Update database table in A.
Queue message in A.
Request commit of A.
Message queue commits A
Start transaction B.
Read message in B.
Read database table in B, using ReadCommitted <- gets pre-A data.
Database commits A.
Our requirement is that B's read of the table block on A's commit, which requires Serializable transactions, which carries a performance penalty.
It looks like the normal thing to do is indeed to implement the necessary constraints and guarantees oneself, even though it sounds like reinventing the wheel.
Anyone got any comments on this?
If you want to do this by hand, here is a reliable approach. It satisfies (1) and (2), and it doesn't even need the liberties that you allow in (3) and (4).
Producer (business logic) starts transaction A.
Insert/update whatever into one or more tables.
Insert a corresponding message into PrivateMessageTable (part of the domain, and unshared, if you will).

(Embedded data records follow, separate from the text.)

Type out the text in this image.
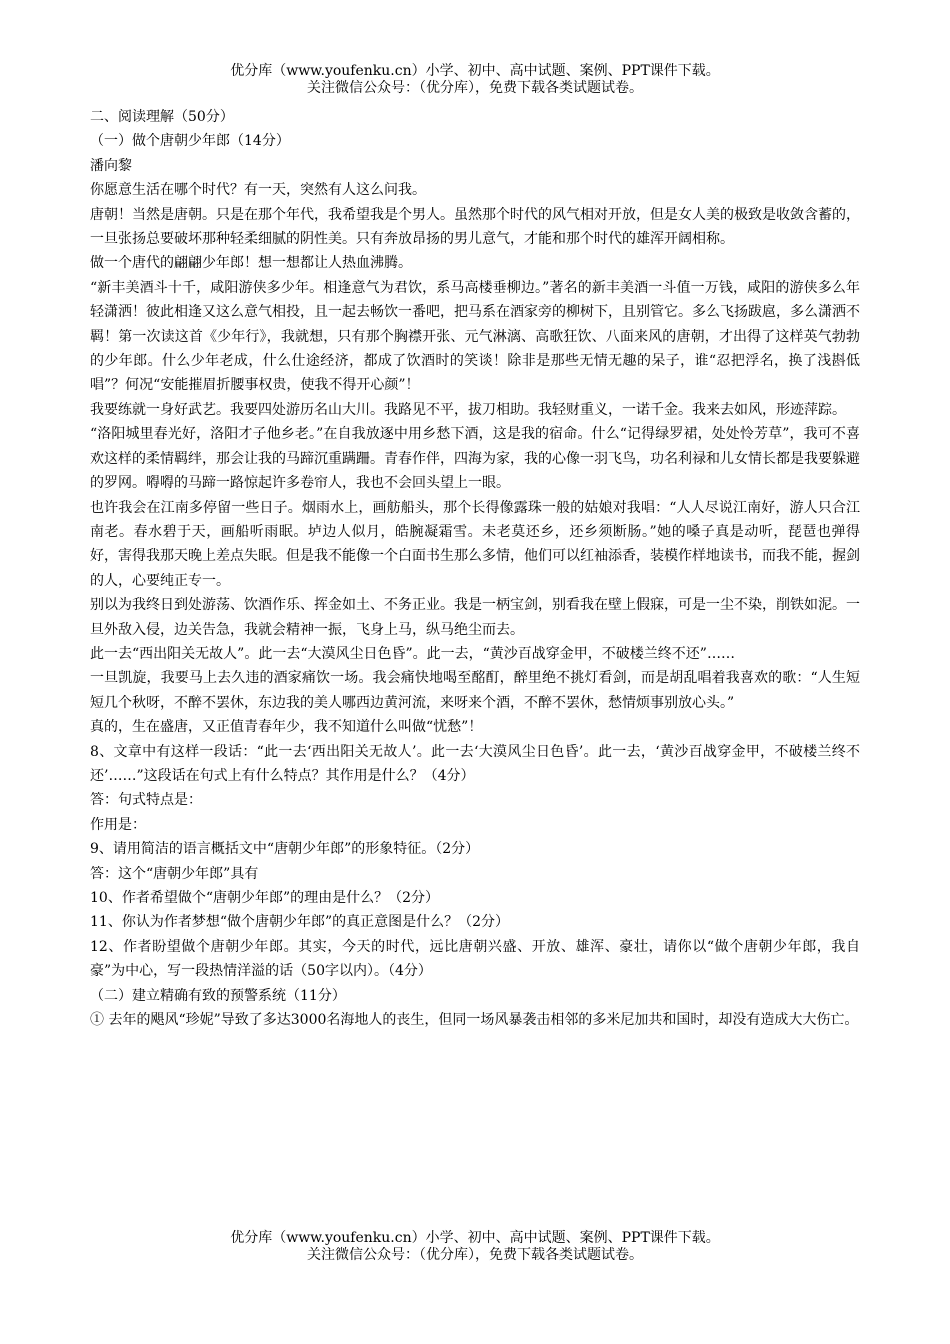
优分库（www.youfenku.cn）小学、初中、高中试题、案例、PPT课件下载。
关注微信公众号：（优分库），免费下载各类试题试卷。

二、阅读理解（50分）

（一）做个唐朝少年郎（14分）

潘向黎

你愿意生活在哪个时代？有一天，突然有人这么问我。

唐朝！当然是唐朝。只是在那个年代，我希望我是个男人。虽然那个时代的风气相对开放，但是女人美的极致是收敛含蓄的，一旦张扬总要破坏那种轻柔细腻的阴性美。只有奔放昂扬的男儿意气，才能和那个时代的雄浑开阔相称。

做一个唐代的翩翩少年郎！想一想都让人热血沸腾。

“新丰美酒斗十千，咸阳游侠多少年。相逢意气为君饮，系马高楼垂柳边。”著名的新丰美酒一斗值一万钱，咸阳的游侠多么年轻潇洒！彼此相逢又这么意气相投，且一起去畅饮一番吧，把马系在酒家旁的柳树下，且别管它。多么飞扬跋扈，多么潇洒不羁！第一次读这首《少年行》，我就想，只有那个胸襟开张、元气淋漓、高歌狂饮、八面来风的唐朝，才出得了这样英气勃勃的少年郎。什么少年老成，什么仕途经济，都成了饮酒时的笑谈！除非是那些无情无趣的呆子，谁“忍把浮名，换了浅斟低唱”？何况“安能摧眉折腰事权贵，使我不得开心颜”！

我要练就一身好武艺。我要四处游历名山大川。我路见不平，拔刀相助。我轻财重义，一诺千金。我来去如风，形迹萍踪。

“洛阳城里春光好，洛阳才子他乡老。”在自我放逐中用乡愁下酒，这是我的宿命。什么“记得绿罗裙，处处怜芳草”，我可不喜欢这样的柔情羁绊，那会让我的马蹄沉重蹒跚。青春作伴，四海为家，我的心像一羽飞鸟，功名利禄和儿女情长都是我要躲避的罗网。嘚嘚的马蹄一路惊起许多卷帘人，我也不会回头望上一眼。

也许我会在江南多停留一些日子。烟雨水上，画舫船头，那个长得像露珠一般的姑娘对我唱：“人人尽说江南好，游人只合江南老。春水碧于天，画船听雨眠。垆边人似月，皓腕凝霜雪。未老莫还乡，还乡须断肠。”她的嗓子真是动听，琵琶也弹得好，害得我那天晚上差点失眠。但是我不能像一个白面书生那么多情，他们可以红袖添香，装模作样地读书，而我不能，握剑的人，心要纯正专一。

别以为我终日到处游荡、饮酒作乐、挥金如土、不务正业。我是一柄宝剑，别看我在壁上假寐，可是一尘不染，削铁如泥。一旦外敌入侵，边关告急，我就会精神一振，飞身上马，纵马绝尘而去。

此一去“西出阳关无故人”。此一去“大漠风尘日色昏”。此一去，“黄沙百战穿金甲，不破楼兰终不还”……

一旦凯旋，我要马上去久违的酒家痛饮一场。我会痛快地喝至酩酊，醉里绝不挑灯看剑，而是胡乱唱着我喜欢的歌：“人生短短几个秋呀，不醉不罢休，东边我的美人哪西边黄河流，来呀来个酒，不醉不罢休，愁情烦事别放心头。”

真的，生在盛唐，又正值青春年少，我不知道什么叫做“忧愁”！

8、文章中有这样一段话：“此一去‘西出阳关无故人’。此一去‘大漠风尘日色昏’。此一去，‘黄沙百战穿金甲，不破楼兰终不还’……”这段话在句式上有什么特点？其作用是什么？（4分）

答：句式特点是：

作用是：

9、请用简洁的语言概括文中“唐朝少年郎”的形象特征。（2分）

答：这个“唐朝少年郎”具有

10、作者希望做个“唐朝少年郎”的理由是什么？（2分）

11、你认为作者梦想“做个唐朝少年郎”的真正意图是什么？（2分）

12、作者盼望做个唐朝少年郎。其实，今天的时代，远比唐朝兴盛、开放、雄浑、豪壮，请你以“做个唐朝少年郎，我自豪”为中心，写一段热情洋溢的话（50字以内）。（4分）

（二）建立精确有致的预警系统（11分）

① 去年的飓风“珍妮”导致了多达3000名海地人的丧生，但同一场风暴袭击相邻的多米尼加共和国时，却没有造成大大伤亡。

优分库（www.youfenku.cn）小学、初中、高中试题、案例、PPT课件下载。
关注微信公众号：（优分库），免费下载各类试题试卷。
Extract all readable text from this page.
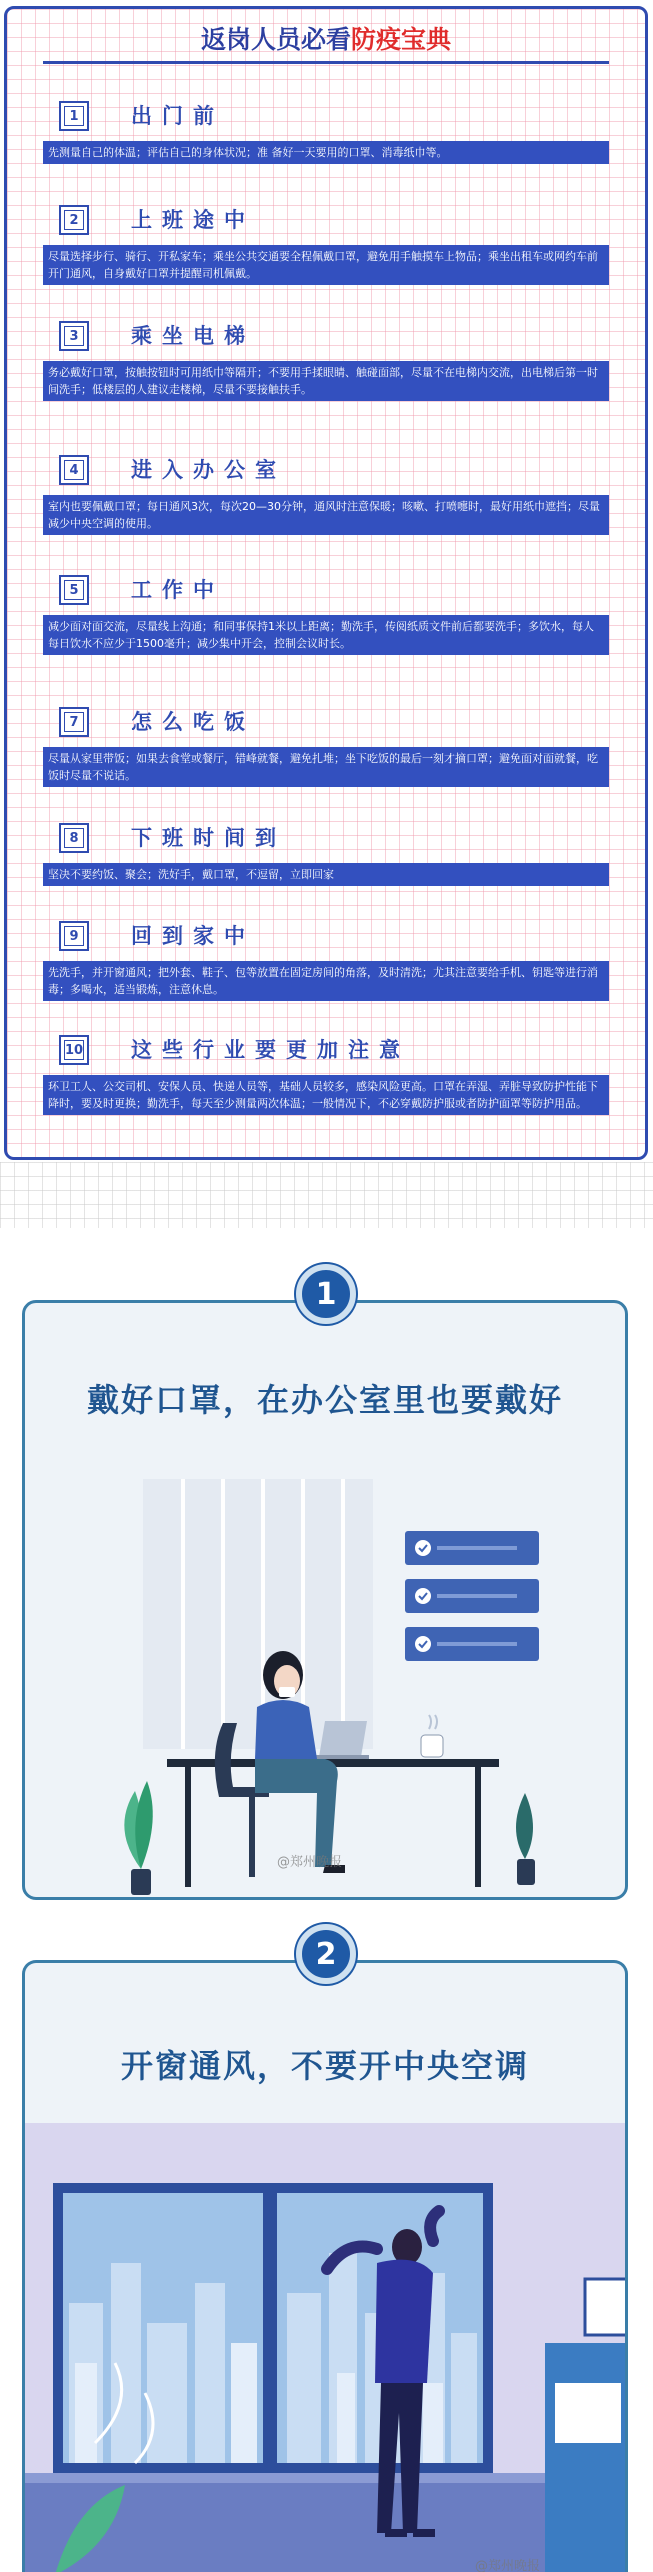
返岗人员必看防疫宝典
1 出门前
先测量自己的体温；评估自己的身体状况；准 备好一天要用的口罩、消毒纸巾等。
2 上班途中
尽量选择步行、骑行、开私家车；乘坐公共交通要全程佩戴口罩，避免用手触摸车上物品；乘坐出租车或网约车前开门通风，自身戴好口罩并提醒司机佩戴。
3 乘坐电梯
务必戴好口罩，按触按钮时可用纸巾等隔开；不要用手揉眼睛、触碰面部，尽量不在电梯内交流，出电梯后第一时间洗手；低楼层的人建议走楼梯，尽量不要接触扶手。
4 进入办公室
室内也要佩戴口罩；每日通风3次，每次20—30分钟，通风时注意保暖；咳嗽、打喷嚏时，最好用纸巾遮挡；尽量减少中央空调的使用。
5 工作中
减少面对面交流，尽量线上沟通；和同事保持1米以上距离；勤洗手，传阅纸质文件前后都要洗手；多饮水，每人每日饮水不应少于1500毫升；减少集中开会，控制会议时长。
7 怎么吃饭
尽量从家里带饭；如果去食堂或餐厅，错峰就餐，避免扎堆；坐下吃饭的最后一刻才摘口罩；避免面对面就餐，吃饭时尽量不说话。
8 下班时间到
坚决不要约饭、聚会；洗好手，戴口罩，不逗留，立即回家
9 回到家中
先洗手，并开窗通风；把外套、鞋子、包等放置在固定房间的角落，及时清洗；尤其注意要给手机、钥匙等进行消毒；多喝水，适当锻炼，注意休息。
10 这些行业要更加注意
环卫工人、公交司机、安保人员、快递人员等，基础人员较多，感染风险更高。口罩在弄湿、弄脏导致防护性能下降时，要及时更换；勤洗手，每天至少测量两次体温；一般情况下，不必穿戴防护服或者防护面罩等防护用品。
戴好口罩，在办公室里也要戴好
@郑州晚报
1
开窗通风，不要开中央空调
@郑州晚报
2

This is what will be distributed.
Commit transaction A. Producer has now simply and reliably performed its writes including the insertion of a message, or rolled everything back.
Dedicated distributer job queries a batch of unprocessed messages from PrivateMessageTable.
Distributer starts transaction B.
Mark the unprocessed messages as processed, rolling back if the number of rows modified is different than expected (two instances running at the same time?).
Insert a public representation of the messages into PublicMessageTable (a publically exposed table, in whatever way). Assign new, strictly sequential Ids to the public representations. Because only one process is doing these inserts, this can be guaranteed. Note that the table must be on the same host to avoid 2PC.
Commit transaction B. Distributor has now distributed each message to the public table exactly once, with strictly sequantial Ids.
A consumer (there can be several) queries the next batch of messages from PublicMessageTable with Id greater than its own LastSeenId.
Consumer starts transaction C.
Consumer inserts its own representation of the messages into its own table ConsumerMessageTable (thus advancing LastSeenId). Insert-ignore can help protect against multiple instances running. Note that this table can be in a completely different server.
Commit transaction C. Consumer has now consumed each message exactly once, in the same order the messages were made publically available, without ever skipping a message.
We can do whatever we want based on the consumed messages.
Of course, this requires very careful implementation.
It is even suitable for database clusters, as long as there is only a single write node, and both reads and writes perform causality checks. It may well be that having one of these is sufficient, but I'd have to consider the implications more carefully to make that claim.